I turned a breath too quickly, letting him anticipate a false pattern. He lunged to punish it and I pivoted, guiding his blade past me and letting his own momentum carry him a fraction too far forward.

A flicker of hesitation. Small, barely perceptible, but I saw it.

He struck again, a lateral cut aimed at my ribs, but his feet had not fully recovered from the lunge and the blow arrived without his weight behind it. I turned it aside with Saicere and stepped off the line, forcing him to pivot on the leg I had already chosen.

His footwork, pristine moments ago, faltered at the edges.

I saw his calm expression tighten ever so slightly as awareness crept in. He tested with a quick thrust, felt the resistance I offered, and pulled back. But pulling back put him where I wanted him, and the next exchange carried him a shade past his balance.

Something was wrong. He no longer understood why this was happening.

But he understood that it was.

Sweat had found the grip of my sword. I shifted my fingers once, settling them. The sun pressed on my shoulders like a hand.

Before he could adjust, I moved.

A single fluid cut. Not deep, but placed where it mattered. A kiss of Saicere across the inside of his thigh.

The kind of cut that did not kill but did not forgive.

Vatis choked a breath, his stance lost in an instant.

He tried twisting past the injury, but something failed. His weight shifted wrong, the knee turning where the muscle could no longer hold it. Something inside the joint gave with a wet, tearing sound, quiet and final.

Then the leg folded and took the rest of him with it. An ugly, sudden collapse, the kind a body makes when something fundamental gives way. He threw his hand out to catch himself and the rapier’s tip caught in the seam between courtyard stones. The blade bowed, flexed, and sprang free with a vicious snap, the flat of it whipping across his cheek and opening a thin line of red beneath his eye before the rapier clattered across the pavers and came to rest in the dust.

The crowd gasped.

I stepped forward and looked down at him. His gaze flickered, not to me, not to the blood darkening his leg, but toward the watching stage. Toward nobles. Toward Ambrose. Toward Fascino, who stood precisely as he had before.

Had his plan truly unraveled? Or was this just a deeper layer? He would not find the answer.

He drew in one hard, shallow breath. He had not yet risen, and his pride was already breaking.

I held Saicere steady.

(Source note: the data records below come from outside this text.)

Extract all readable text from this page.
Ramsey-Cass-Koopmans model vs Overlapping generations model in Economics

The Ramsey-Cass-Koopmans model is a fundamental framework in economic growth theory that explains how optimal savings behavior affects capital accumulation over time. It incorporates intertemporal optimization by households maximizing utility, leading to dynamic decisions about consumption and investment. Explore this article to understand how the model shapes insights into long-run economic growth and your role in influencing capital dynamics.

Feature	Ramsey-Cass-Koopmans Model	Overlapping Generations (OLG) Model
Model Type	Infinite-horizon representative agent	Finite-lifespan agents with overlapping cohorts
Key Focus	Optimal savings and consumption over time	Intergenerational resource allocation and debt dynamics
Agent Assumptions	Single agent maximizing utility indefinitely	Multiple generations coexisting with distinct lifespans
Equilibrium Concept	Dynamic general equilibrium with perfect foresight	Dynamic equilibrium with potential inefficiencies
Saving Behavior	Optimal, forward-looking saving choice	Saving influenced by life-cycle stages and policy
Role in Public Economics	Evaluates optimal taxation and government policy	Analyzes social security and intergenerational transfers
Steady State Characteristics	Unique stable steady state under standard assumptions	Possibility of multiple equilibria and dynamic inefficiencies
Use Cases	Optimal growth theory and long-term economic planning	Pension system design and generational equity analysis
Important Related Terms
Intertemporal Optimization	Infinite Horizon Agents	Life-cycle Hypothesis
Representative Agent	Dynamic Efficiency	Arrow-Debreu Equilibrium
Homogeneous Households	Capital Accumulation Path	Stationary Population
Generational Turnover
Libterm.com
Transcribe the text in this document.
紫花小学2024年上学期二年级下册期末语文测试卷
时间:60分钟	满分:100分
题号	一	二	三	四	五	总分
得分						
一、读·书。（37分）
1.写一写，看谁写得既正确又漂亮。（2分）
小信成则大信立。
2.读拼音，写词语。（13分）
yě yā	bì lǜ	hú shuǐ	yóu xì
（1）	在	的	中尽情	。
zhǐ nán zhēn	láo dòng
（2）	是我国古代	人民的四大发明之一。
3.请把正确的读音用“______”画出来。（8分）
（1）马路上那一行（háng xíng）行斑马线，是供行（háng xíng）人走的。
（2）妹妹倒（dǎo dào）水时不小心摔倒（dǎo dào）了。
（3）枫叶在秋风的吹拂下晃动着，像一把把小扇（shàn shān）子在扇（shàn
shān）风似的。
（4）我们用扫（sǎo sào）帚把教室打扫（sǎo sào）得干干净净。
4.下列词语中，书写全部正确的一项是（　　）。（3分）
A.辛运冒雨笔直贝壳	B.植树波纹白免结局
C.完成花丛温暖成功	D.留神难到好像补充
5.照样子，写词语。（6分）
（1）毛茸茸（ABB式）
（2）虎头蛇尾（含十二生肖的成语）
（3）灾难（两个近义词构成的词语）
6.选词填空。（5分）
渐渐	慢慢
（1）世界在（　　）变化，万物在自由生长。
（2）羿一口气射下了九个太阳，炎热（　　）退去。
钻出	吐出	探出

Felt the weight of the moment press into the quiet. Then, finally, I spoke. “Yield. And remember it was an Edema Ruh who let you live.”

Vatis’s eyes found mine. Then, at last, grinding the words out through clenched teeth, came his voice.

“I yield.”

The courtyard held its breath. The crowd had come expecting a familiar tune, and what they had heard was something else entirely.

I caught movement at the edge of the crowd. Fascino turned from the nearest column, shaking his head as though disappointed by a poor hand at cards, and walked away before the first medic even reached Vatis.

Beyond the retreating figure, something else. A flutter of pale fabric in the far cloister.

Auri.

The wind scattered her hair like autumn leaves. She stood still among the stone pillars, and beside her, half in the column’s shadow, stood Trenati. Her brother.

Behind me, the crowd had started to stir. I heard voices rising, uncertain, already beginning to shape what they had seen into something they could carry home and tell. And threaded through the murmur, so faint I might have imagined it.

Kaysera.

A wrong name spoken with the right conviction. That is how stories begin. The truth never catches up.